Although I just released a new book (The Prince’s Son), as it is the second in series (even though it stands alone, ‘Book Two’ is emblazoned on the cover), I decided against promoting it except to my existing contacts (Facebook, Twitter and email list) because why would anyone buy #2 if they haven’t yet read #1?
So I embarked on a promotion for #1 instead, and I’m always grateful to others who share their results, so thought I would reciprocate.
This book has been promoted on nearly all these sites multiple times already, so I decided to experiment with some new ones that are, to my mind, costly, to see if they would be worth using again. This meant I was investing money I wasn’t necessarily expecting to recoup, and as THE PRINCE’S MAN has been marketed so much before, I also wasn’t expecting huge figures – at least, not unless I could score a BookBub ad.
Which, of course, I didn’t. I will keep trying.

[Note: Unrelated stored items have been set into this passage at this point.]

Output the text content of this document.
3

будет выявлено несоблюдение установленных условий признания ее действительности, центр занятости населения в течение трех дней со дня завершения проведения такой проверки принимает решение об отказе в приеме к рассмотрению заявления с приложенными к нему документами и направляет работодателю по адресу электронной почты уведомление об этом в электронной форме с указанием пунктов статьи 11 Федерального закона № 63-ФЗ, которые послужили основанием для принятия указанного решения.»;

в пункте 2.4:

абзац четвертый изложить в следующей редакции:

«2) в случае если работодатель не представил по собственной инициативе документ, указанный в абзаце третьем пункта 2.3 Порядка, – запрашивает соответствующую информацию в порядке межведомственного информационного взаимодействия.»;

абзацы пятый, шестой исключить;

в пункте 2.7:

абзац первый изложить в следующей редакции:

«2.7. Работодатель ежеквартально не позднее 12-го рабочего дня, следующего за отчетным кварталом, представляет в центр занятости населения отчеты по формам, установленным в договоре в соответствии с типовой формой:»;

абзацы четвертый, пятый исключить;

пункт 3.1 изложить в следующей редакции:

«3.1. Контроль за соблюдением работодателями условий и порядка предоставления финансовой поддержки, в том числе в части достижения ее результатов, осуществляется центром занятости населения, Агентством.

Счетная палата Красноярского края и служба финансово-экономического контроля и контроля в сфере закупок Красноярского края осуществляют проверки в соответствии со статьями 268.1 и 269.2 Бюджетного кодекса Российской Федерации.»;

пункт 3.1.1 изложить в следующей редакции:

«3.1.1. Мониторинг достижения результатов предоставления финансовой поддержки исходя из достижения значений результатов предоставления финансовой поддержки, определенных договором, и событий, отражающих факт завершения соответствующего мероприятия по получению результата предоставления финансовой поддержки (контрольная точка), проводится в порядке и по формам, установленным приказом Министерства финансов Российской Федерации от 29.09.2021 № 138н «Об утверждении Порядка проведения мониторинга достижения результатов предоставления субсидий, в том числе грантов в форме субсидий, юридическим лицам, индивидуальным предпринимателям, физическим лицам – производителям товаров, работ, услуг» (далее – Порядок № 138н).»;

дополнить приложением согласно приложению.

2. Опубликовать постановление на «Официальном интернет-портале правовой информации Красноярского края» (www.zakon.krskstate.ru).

So without further rambling, here are my results.
Bear in mind, this was a price reduction sale, with the book at $0.99/£0.99 reduced from $3.99/£3.49. On Amazon, this of course has the negative effect of also dropping royalties to 35% instead of 70%, so each book sold brought an income of only about $0.34/£0.34
Still, that’s a bit more than you get for a FREE promotion!
http://bookpraiser.com/feature-my-book-platinum-class/ $25 – sold 10
http://eBookBetty.com FREE this time – sold 5
https://choosybookworm.com/ $20 – sold 3
https://authors.ereadernewstoday.com/author_books/new $30 – sold 52
http://booktweeters.com/ $12 – sold 3
http://www.booksbutterfly.com/ $50 – sold 23 (this one has a guaranteed number of sales, which was 25, but as the refund is in the form of a voucher off future advertising, I won’t be using it).
http://bookbarbarian.com/ad-submit/ $20 – sold 42
https://bookraid.com/ pay-per-click over a threshold of £1 – this generated 9 clicks which is below that threshold. – sold 1
http://www.bookpebble.com/ currently FREE – sold 1
FREE advertising sites
I also used the following, though I’m not entirely certain if the book was featured or not – most of them are non-guaranteed free ads, and they don’t notify you about inclusion.
So there you have it – my first money-losing advertising campaign, but as I didn’t expect to sell huge numbers, I’m looking on it as a good investment, helping me to decide which sites are useful for the future.
- ENT (Ereader News Today) came out tops, even though that’s less than half the sales I’ve had with them before (I last advertised this book with them during the summer, so still fairly recent).
- BookBarbarian (a genre site) also performed well again, though also below previous campaigns. On the other side of the coin, it was the best value for money as the ad was $10 cheaper than ENT.
- BookPraiser came in 3rd, though not covering the cost of the ad
- eBookBetty was worth it because this time the ad was FREE (they do special offers at times)
I think for future reference, I will restrict myself mostly to these few sites, plus all those offering free ads. Of course the advertising landscape is constantly changing, with new sites (BookRaid and BookPebble are both recent newbies), and pricing structures are always subject to change, but the above is quite a good list to get started with.
Do bear in mind that my books are Fantasy, and some of these sites are genre specific. Other sites work for genres other than mine, and are no good to me, but they might be to you.
The GOOD NEWS is that The Prince’s Man is continuing to sell a couple copies a day at full price, and the hoped-for sell through to Book 2 has been quite successful, plus I’ve gained some new reviews.
It’s always hard to quantify precisely what constitutes a ‘successful’ promotion, but despite the small numbers and the expense, I’m happy with the knock on effects. I’d like one day to get back to the heady heights I hit with my debut release (yes, that was The Prince’s Man), where it sold 1500 copies in the first 3 months, but (a) the indie world has become so much more competitive, and (b) I plan on getting the trilogy completed before really focussing on serious marketing.
What are your favourite ad sites? Or do you use other routes to get your books in front of readers?